A nossa experiência é a de que tem sido possível conquistar o nosso espaço no cenário artístico português. Não é algo fácil, no sentido em que requer uma grande mobilidade nacional e disponibilidade para encarar projetos de caráter muito distinto. Porém, através de parcerias atenciosas de projetos independentes semelhantes ao nosso ou galerias atentas ao panorama emergente, tem sido possível continuarmos. Vemos também, dentro do setor artístico, bastantes mulheres com uma prática sustentável e emancipada dos antigos paradigmas sexistas da arte. Contudo, apercebemo-nos que ainda há uma caminho a percorrer para uma valorização equalitária - algo que abordamos num episódio do nosso sétimo episódio do podcast 'Fala', em conversa com a Filipa Nunes e Marina Reis sob o tema geral 'Fazer por Prazer'.
Quais são as principais referências de vocês? Podem ser profissionais, mulheres artistas e até familiares que possam ter tido influência na trajetória de vocês.
A nível de projeto conjunto, não temos propriamente uma referência conjunta, mas um culminar dos valores que emergem das nossas referências individuais.
Maria: Não sei bem por onde começar! Interessa-me pensar no cruzamento entre a arte e a vida, e as minhas referências são de pessoas que estabeleceram um corpo de trabalho muito íntimo ou que colocaram muito da sua vida interior na sua obra. Entre elas estão Bruce Nauman, Joan Jonas, Lourdes Castro, Ana Hatherly, Rainer Maria Rilke, Alberto Caeiro, Hilma af Klint, Allan Kaprow, etc. A minha professora de licenciatura, a artista Cristina Mateus, foi muito importante no meu percurso e ensinou-me que não há forma de errar na prática artística, desde que haja honestidade e disponibilidade para fazer esse trabalho.

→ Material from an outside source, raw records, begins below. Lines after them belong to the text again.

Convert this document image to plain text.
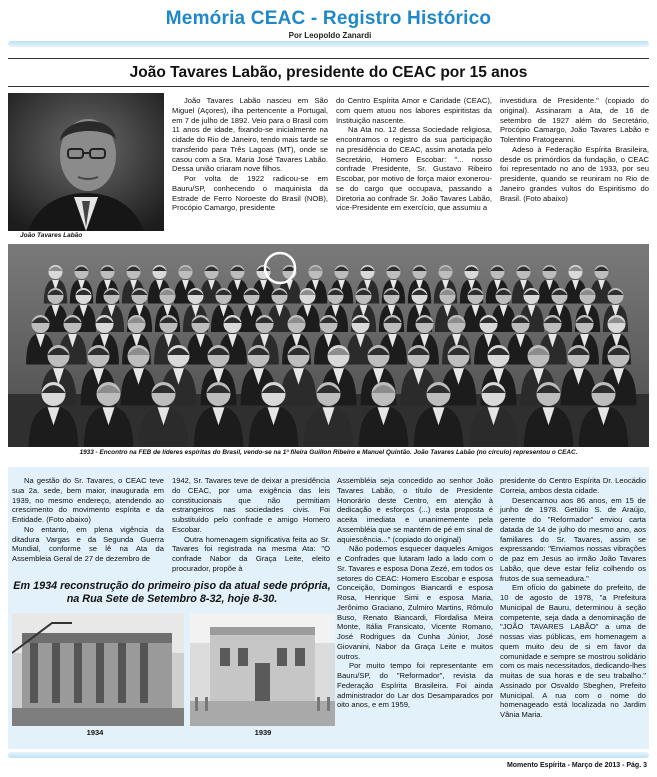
Memória CEAC - Registro Histórico
Por Leopoldo Zanardi
João Tavares Labão, presidente do CEAC por 15 anos
João Tavares Labão

João Tavares Labão nasceu em São Miguel (Açores), ilha pertencente a Portugal, em 7 de julho de 1892. Veio para o Brasil com 11 anos de idade, fixando-se inicialmente na cidade do Rio de Janeiro, tendo mais tarde se transferido para Três Lagoas (MT), onde se casou com a Sra. Maria José Tavares Labão. Dessa união criaram nove filhos.

Por volta de 1922 radicou-se em Bauru/SP, conhecendo o maquinista da Estrade de Ferro Noroeste do Brasil (NOB), Procópio Camargo, presidente

do Centro Espírita Amor e Caridade (CEAC), com quem atuou nos labores espiritistas da Instituição nascente.

Na Ata no. 12 dessa Sociedade religiosa, encontramos o registro da sua participação na presidência do CEAC, assim anotada pelo Secretário, Homero Escobar: "... nosso confrade Presidente, Sr. Gustavo Ribeiro Escobar, por motivo de força maior exonerou-se do cargo que occupava, passando a Diretoria ao confrade Sr. João Tavares Labão, vice-Presidente em exercício, que assumiu a

investidura de Presidente." (copiado do original). Assinaram a Ata, de 16 de setembro de 1927 além do Secretário, Procópio Camargo, João Tavares Labão e Tolentino Fratogeanni.

Adeso à Federação Espírita Brasileira, desde os primórdios da fundação, o CEAC foi representado no ano de 1933, por seu presidente, quando se reuniram no Rio de Janeiro grandes vultos do Espiritismo do Brasil. (Foto abaixo)

1933 - Encontro na FEB de líderes espíritas do Brasil, vendo-se na 1ª fileira Guillon Ribeiro e Manuel Quintão. João Tavares Labão (no círculo) representou o CEAC.

Na gestão do Sr. Tavares, o CEAC teve sua 2a. sede, bem maior, inaugurada em 1939, no mesmo endereço, atendendo ao crescimento do movimento espírita e da Entidade. (Foto abaixo)

No entanto, em plena vigência da ditadura Vargas e da Segunda Guerra Mundial, conforme se lê na Ata da Assembleia Geral de 27 de dezembro de

1942, Sr. Tavares teve de deixar a presidência do CEAC, por uma exigência das leis constitucionais que não permitiam estrangeiros nas sociedades civis. Foi substituído pelo confrade e amigo Homero Escobar.

Outra homenagem significativa feita ao Sr. Tavares foi registrada na mesma Ata: "O confrade Nabor da Graça Leite, eleito procurador, propõe à

Assembléia seja concedido ao senhor João Tavares Labão, o título de Presidente Honorário deste Centro, em atenção à dedicação e esforços (...) esta proposta é aceita imediata e unanimemente pela Assembléia que se mantém de pé em sinal de aquiescência..." (copiado do original)

Não podemos esquecer daqueles Amigos e Confrades que lutaram lado a lado com o Sr. Tavares e esposa Dona Zezé, em todos os setores do CEAC: Homero Escobar e esposa Conceição, Domingos Biancardi e esposa Rosa, Henrique Simi e esposa Maria, Jerônimo Graciano, Zulmiro Martins, Rômulo Buso, Renato Biancardi, Flordalisa Meira Monte, Itália Fransicato, Vicente Romano, José Rodrigues da Cunha Júnior, José Giovanini, Nabor da Graça Leite e muitos outros.

Por muito tempo foi representante em Bauru/SP, do "Reformador", revista da Federação Espírita Brasileira. Foi ainda administrador do Lar dos Desamparados por oito anos, e em 1959,

presidente do Centro Espírita Dr. Leocádio Correia, ambos desta cidade.

Desencarnou aos 86 anos, em 15 de junho de 1978. Getúlio S. de Araújo, gerente do "Reformador" enviou carta datada de 14 de julho do mesmo ano, aos familiares do Sr. Tavares, assim se expressando: "Enviamos nossas vibrações de paz em Jesus ao irmão João Tavares Labão, que deve estar feliz colhendo os frutos de sua semeadura."

Em ofício do gabinete do prefeito, de 10 de agosto de 1978, "a Prefeitura Municipal de Bauru, determinou à seção competente, seja dada a denominação de "JOÃO TAVARES LABÃO" a uma de nossas vias públicas, em homenagem a quem muito deu de si em favor da comunidade e sempre se mostrou solidário com os mais necessitados, dedicando-lhes muitas de sua horas e de seu trabalho." Assinado por Osvaldo Sbeghen, Prefeito Municipal. A rua com o nome do homenageado está localizada no Jardim Vânia Maria.

Em 1934 reconstrução do primeiro piso da atual sede própria, na Rua Sete de Setembro 8-32, hoje 8-30.
1934	1939
Momento Espírita - Março de 2013 - Pág. 3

Margarida: Parece-me que esta é uma pergunta que poderia responder sempre de forma diferente, dependendo da altura em que a penso. Tenho tendência para procurar a autenticidade, sendo que posso referir aqui a Hannah Arendt enquanto uma referência, embora não me dedique à escrita de textos políticos, revejo-me no compromisso de Hannah com a verdade. Posso afirmar com alguma certeza que a atitude me influencia mais do que o resultado final, sendo que na procura pela minha própria autenticidade reconheço uma necessidade de dedicação ao pensamento crítico e procuro também influências com essa dedicação, sejam elas mais eruditas ou pop, atrai-me a liberdade de pensamento e, consequentemente, a liberdade de comportamento.
Mariana: diria que o meu foco teórico e artistico é na emancipação para lá de estereótipos sociais, especificamente impositivos quanto a questões de género ou modelação do eu-físico primordial. Nesse sentido e de forma abrangente, artistas como Helena Almeida, Cassi Namoda, Louise Bourgeois, Paula Rego, Lexie Smyth, Nancy Spero, ou Francesca Woodman são referências que respeito e a que recorro; sendo que o mais me inspira, um pouco como à Margarida, é uma conduta para com a vida, mais do que o que é objetivamente produzido nas suas práticas. Além disso, sinto uma grande ligação à herança açoreana do meu lado materno, e à valorização da terra enquanto meio de crescimento e sustento do lado paterno.
Que projetos/ações estão por vir em 2022?
Tivemos uma exposição muito especial em parceria com o Observatorio Paralaxe agora em Junho, que foi uma excelente e muito apreciada oportunidade de fazer curadoria de trabalho de arquivo e processual de uma forma que nos é nova. Teremos também um lançamento-exposição que marcará o novo número da dose em Outubro - com detalhes específicos a anunciar em breve - e uma exposição a inaugurar em Setembro no Espaço Pontes do Fundão, com obras site-specific de dois artistas publicados nos nossos números anteriores.